Photo by Alex Nemo Hanse on Unsplash

It would typically start with me receiving a late-night phone call from my relatives living & working in the US. They’d call to inform me of the secret code I was to use to collect money that they’d sent via a service such as Western Union or Moneygram during their work break. The money was meant for several things they needed done back home and often involved tiresome processes. I’d immediately make plans and the next day would go something like this:

Receiving The Cash

I’d wake up in the morning, board the first bus to the Nairobi City Centre. By then I had a pretty good idea where every money transfer agent was located due to the numerous times I’d done this. There were a few stand-alone money transfer agent offices but the majority were situated within branches of partner banks. However, not all of these were operational all through the day as banks would prioritize their own core services. Many times I’d walk into a bank and there’d be no teller at the designated money transfer desk so I’d have to go to the nearest alternative location.

When I finally found a bank that had the money transfer agent counter open, I was often subjected to waiting in long queues and watching as I lost precious time just to collect the cash. The process became pretty straightforward over the years if I had everything that was required — write down the transaction code and amount, surrender some form of acceptable identification and wait. At this point, the person behind the counter would key in the information, wait for their screen to confirm the transaction details, ask you for the ‘secret code’ and if everything checked out, I’d be handed the cash plus my identity document. If for whatever reason, the code was wrong, I’d have to wait to communicate this with the sender that evening and come back the next day. But what came next was the harder part.

Running Errands On The Sender’s Behalf

With the cash in my pocket (despite the security risk this posed), the next step involved making calculated decisions on how to allocate the funds. Like I said, the money was never solely for my own use. There were clear instructions on what should be achieved with it and there was usually a little extra as a ‘thank you’ for my troubles. I’d call it an “inconvenience fee”. Nicer relatives tended to vary this amount depending on how much I had to do for them. But others were a little tight with this and this made their errands less motivating — I’m only human after all.

Normally, the errands that needed to be done would vary and therefore would sometimes take more than one day either due to proximity, logistics or the nature of the request. Sometimes it would involve making payments to a government office for land rates, other times a school fees payment for another relative, and there were times where I’d travel to go inspect a parcel of land that they were considering purchasing as an investment after engaging with one of the real estate companies that were marketing property for sale to Kenyans living abroad.

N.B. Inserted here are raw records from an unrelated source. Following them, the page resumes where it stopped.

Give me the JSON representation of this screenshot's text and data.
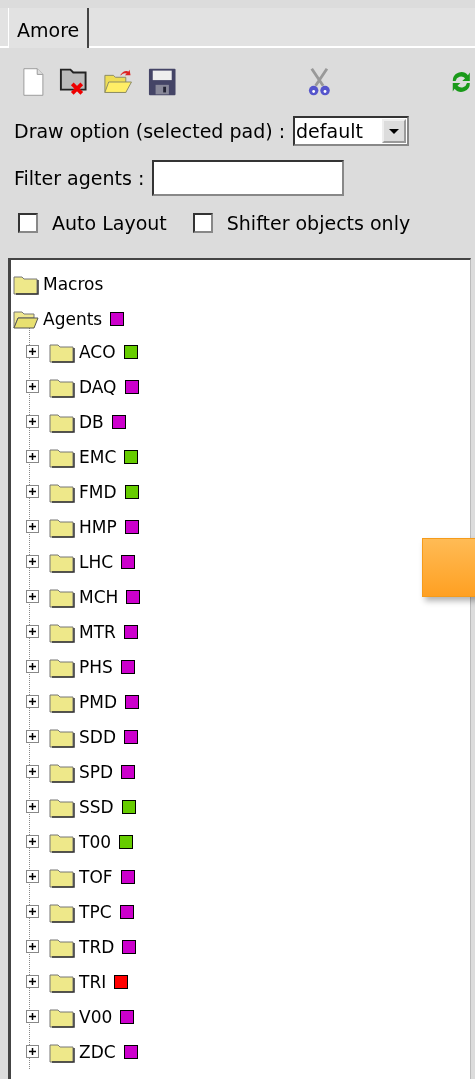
{
  "tabs": [
    {
      "label": "Amore"
    }
  ],
  "draw_option": {
    "label": "Draw option (selected pad) :",
    "value": "default"
  },
  "filter": {
    "label": "Filter agents :"
  },
  "checkboxes": [
    {
      "label": "Auto Layout",
      "checked": false
    },
    {
      "label": "Shifter objects only",
      "checked": false
    }
  ],
  "tree": [
    {
      "label": "Macros",
      "expanded": false
    },
    {
      "label": "Agents",
      "expanded": true,
      "color": "#cc00cc",
      "children": [
        {
          "label": "ACO",
          "expanded": false,
          "color": "#66cc00"
        },
        {
          "label": "DAQ",
          "expanded": false,
          "color": "#cc00cc"
        },
        {
          "label": "DB",
          "expanded": false,
          "color": "#cc00cc"
        },
        {
          "label": "EMC",
          "expanded": false,
          "color": "#66cc00"
        },
        {
          "label": "FMD",
          "expanded": false,
          "color": "#66cc00"
        },
        {
          "label": "HMP",
          "expanded": false,
          "color": "#cc00cc"
        },
        {
          "label": "LHC",
          "expanded": false,
          "color": "#cc00cc"
        },
        {
          "label": "MCH",
          "expanded": false,
          "color": "#cc00cc"
        },
        {
          "label": "MTR",
          "expanded": false,
          "color": "#cc00cc"
        },
        {
          "label": "PHS",
          "expanded": false,
          "color": "#cc00cc"
        },
        {
          "label": "PMD",
          "expanded": false,
          "color": "#cc00cc"
        },
        {
          "label": "SDD",
          "expanded": false,
          "color": "#cc00cc"
        },
        {
          "label": "SPD",
          "expanded": false,
          "color": "#cc00cc"
        },
        {
          "label": "SSD",
          "expanded": false,
          "color": "#66cc00"
        },
        {
          "label": "T00",
          "expanded": false,
          "color": "#66cc00"
        },
        {
          "label": "TOF",
          "expanded": false,
          "color": "#cc00cc"
        },
        {
          "label": "TPC",
          "expanded": false,
          "color": "#cc00cc"
        },
        {
          "label": "TRD",
          "expanded": false,
          "color": "#cc00cc"
        },
        {
          "label": "TRI",
          "expanded": false,
          "color": "#ff0000"
        },
        {
          "label": "V00",
          "expanded": false,
          "color": "#cc00cc"
        },
        {
          "label": "ZDC",
          "expanded": false,
          "color": "#cc00cc"
        }
      ]
    }
  ]
}
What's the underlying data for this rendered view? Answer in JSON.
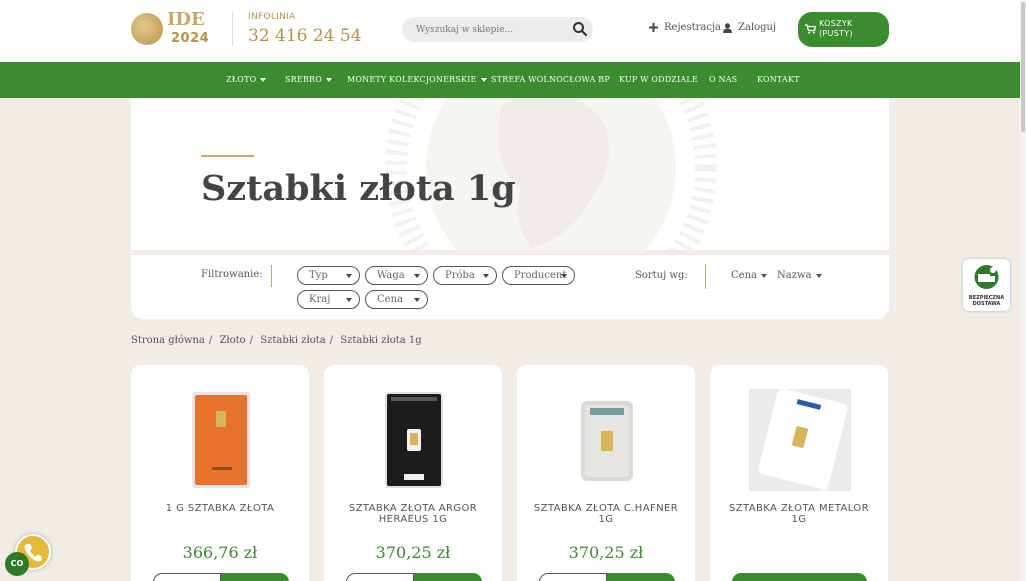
{
  "header": {
    "logo_text": "IDE",
    "logo_year": "2024",
    "infolinia_label": "INFOLINIA",
    "infolinia_phone": "32 416 24 54",
    "search_placeholder": "Wyszukaj w sklepie...",
    "register_label": "Rejestracja",
    "login_label": "Zaloguj",
    "cart_line1": "KOSZYK",
    "cart_line2": "(PUSTY)"
  },
  "nav": {
    "items": [
      {
        "label": "ZŁOTO",
        "dropdown": true
      },
      {
        "label": "SREBRO",
        "dropdown": true
      },
      {
        "label": "MONETY KOLEKCJONERSKIE",
        "dropdown": true
      },
      {
        "label": "STREFA WOLNOCŁOWA BP",
        "dropdown": false
      },
      {
        "label": "KUP W ODDZIALE",
        "dropdown": false
      },
      {
        "label": "O NAS",
        "dropdown": false
      },
      {
        "label": "KONTAKT",
        "dropdown": false
      }
    ]
  },
  "hero": {
    "title": "Sztabki złota 1g"
  },
  "filters": {
    "label": "Filtrowanie:",
    "pills": [
      "Typ",
      "Waga",
      "Próba",
      "Producent",
      "Kraj",
      "Cena"
    ],
    "sort_label": "Sortuj wg:",
    "sort_options": [
      "Cena",
      "Nazwa"
    ]
  },
  "breadcrumb": [
    "Strona główna",
    "Złoto",
    "Sztabki złota",
    "Sztabki złota 1g"
  ],
  "products": [
    {
      "name": "1 G SZTABKA ZŁOTA",
      "price": "366,76 zł",
      "image": "valcambi-orange-card",
      "has_cart": true
    },
    {
      "name": "SZTABKA ZŁOTA ARGOR HERAEUS 1G",
      "price": "370,25 zł",
      "image": "argor-black-card",
      "has_cart": true
    },
    {
      "name": "SZTABKA ZŁOTA C.HAFNER 1G",
      "price": "370,25 zł",
      "image": "hafner-grey-card",
      "has_cart": true
    },
    {
      "name": "SZTABKA ZŁOTA METALOR 1G",
      "price": "",
      "image": "metalor-white-card",
      "has_cart": false
    }
  ],
  "badge": {
    "line1": "BEZPIECZNA",
    "line2": "DOSTAWA"
  },
  "floating": {
    "co_label": "CO"
  },
  "colors": {
    "brand_green": "#3a8c2e",
    "gold": "#c9a867",
    "background": "#f1ede6"
  }
}
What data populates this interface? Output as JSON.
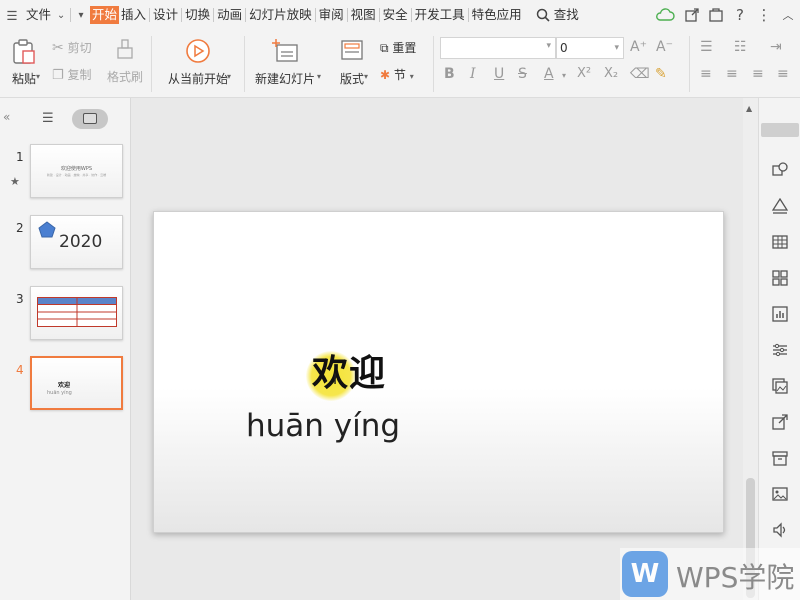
{
  "menubar": {
    "file_label": "文件",
    "tabs": [
      "开始",
      "插入",
      "设计",
      "切换",
      "动画",
      "幻灯片放映",
      "审阅",
      "视图",
      "安全",
      "开发工具",
      "特色应用"
    ],
    "active_tab": "开始",
    "search_label": "查找"
  },
  "ribbon": {
    "paste": "粘贴",
    "cut": "剪切",
    "copy": "复制",
    "format_painter": "格式刷",
    "from_current": "从当前开始",
    "new_slide": "新建幻灯片",
    "layout": "版式",
    "reset": "重置",
    "section": "节",
    "font_name": "",
    "font_size": "0",
    "bold": "B",
    "italic": "I",
    "underline": "U",
    "strike": "S",
    "font_color": "A",
    "superscript": "X²",
    "subscript": "X₂",
    "grow": "A⁺",
    "shrink": "A⁻"
  },
  "slides": [
    {
      "num": "1",
      "title": "欢迎使用WPS",
      "sub": "新建 · 设计 · 动画 · 放映 · 共享 · 协作 · 云端"
    },
    {
      "num": "2",
      "text": "2020"
    },
    {
      "num": "3"
    },
    {
      "num": "4",
      "title": "欢迎",
      "sub": "huān yíng"
    }
  ],
  "slide": {
    "title": "欢迎",
    "pinyin": "huān yíng"
  },
  "watermark": {
    "logo": "W",
    "text": "WPS学院"
  },
  "colors": {
    "accent": "#f07b3f",
    "highlight": "#f4e22c",
    "wps_blue": "#4a90e2"
  }
}
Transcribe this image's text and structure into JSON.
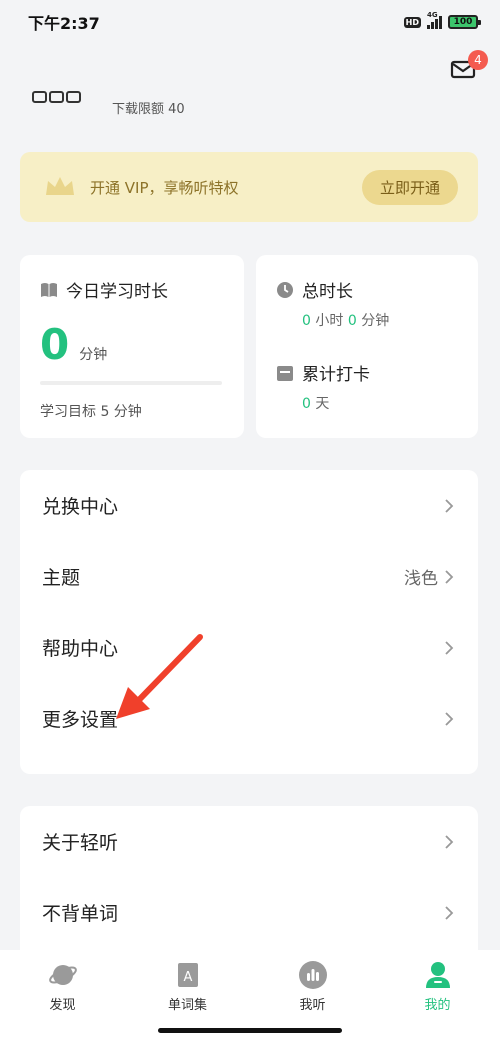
{
  "status_bar": {
    "time": "下午2:37",
    "hd": "HD",
    "network": "4G",
    "battery": "100"
  },
  "header": {
    "mail_badge_count": "4",
    "download_quota": "下载限额 40"
  },
  "vip_banner": {
    "text": "开通 VIP，享畅听特权",
    "button": "立即开通"
  },
  "today_card": {
    "title": "今日学习时长",
    "minutes": "0",
    "unit": "分钟",
    "progress_fraction": 0,
    "goal": "学习目标 5 分钟"
  },
  "stats_card": {
    "total_title": "总时长",
    "total_hours": "0",
    "hours_unit": "小时",
    "total_minutes": "0",
    "minutes_unit": "分钟",
    "checkin_title": "累计打卡",
    "checkin_days": "0",
    "days_unit": "天"
  },
  "menu": [
    {
      "label": "兑换中心",
      "value": ""
    },
    {
      "label": "主题",
      "value": "浅色"
    },
    {
      "label": "帮助中心",
      "value": ""
    },
    {
      "label": "更多设置",
      "value": ""
    }
  ],
  "menu2": [
    {
      "label": "关于轻听",
      "value": ""
    },
    {
      "label": "不背单词",
      "value": ""
    }
  ],
  "tabs": [
    {
      "label": "发现",
      "icon": "planet-icon"
    },
    {
      "label": "单词集",
      "icon": "word-book-icon"
    },
    {
      "label": "我听",
      "icon": "audio-bars-icon"
    },
    {
      "label": "我的",
      "icon": "profile-icon"
    }
  ],
  "colors": {
    "accent": "#23c17f",
    "vip_bg": "#f7efc6",
    "badge": "#f45b4f",
    "annotation_arrow": "#f0402b"
  }
}
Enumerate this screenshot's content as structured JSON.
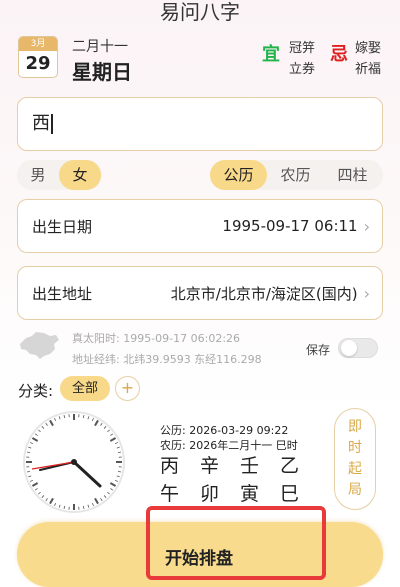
{
  "app": {
    "title": "易问八字"
  },
  "header": {
    "month_badge": "3月",
    "day_badge": "29",
    "lunar_date": "二月十一",
    "weekday": "星期日",
    "yi_label": "宜",
    "yi_items": [
      "冠笄",
      "立券"
    ],
    "ji_label": "忌",
    "ji_items": [
      "嫁娶",
      "祈福"
    ]
  },
  "form": {
    "name_value": "西",
    "gender_options": [
      "男",
      "女"
    ],
    "gender_selected": "女",
    "calendar_options": [
      "公历",
      "农历",
      "四柱"
    ],
    "calendar_selected": "公历",
    "birth_date_label": "出生日期",
    "birth_date_value": "1995-09-17 06:11",
    "birth_place_label": "出生地址",
    "birth_place_value": "北京市/北京市/海淀区(国内)",
    "solar_time": "真太阳时: 1995-09-17 06:02:26",
    "coords": "地址经纬: 北纬39.9593  东经116.298",
    "save_label": "保存",
    "save_enabled": false
  },
  "category": {
    "label": "分类:",
    "all_label": "全部",
    "add_label": "+"
  },
  "bazi": {
    "solar": "公历: 2026-03-29 09:22",
    "lunar": "农历: 2026年二月十一 巳时",
    "heavenly_stems": [
      "丙",
      "辛",
      "壬",
      "乙"
    ],
    "earthly_branches": [
      "午",
      "卯",
      "寅",
      "巳"
    ],
    "instant_chars": [
      "即",
      "时",
      "起",
      "局"
    ]
  },
  "actions": {
    "start_label": "开始排盘"
  },
  "colors": {
    "accent": "#f8d98a",
    "border": "#e6cfa6",
    "yi": "#22b44a",
    "ji": "#e02020",
    "highlight": "#e83a3a"
  }
}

And every time, it involved at least three or four errands to run. The most challenging were payments that were time-sensitive as I’d have to drop my own commitments to facilitate their needs. Therefore, I’d need to plan my week to accommodate all that needed to be fulfilled in anticipation of late evening calls to confirm that everything had been executed properly. In some cases, I’d also need to scan and send back confirmation receipts to the sender either for their records or onward transmission. Facilitating this feedback loop was and still is essential to keeping diaspora remittances flowing in as there’s always a need for a trusted individual who can fulfil the needs of people abroad. But a lot has changed in the present age of FinTech and digital money.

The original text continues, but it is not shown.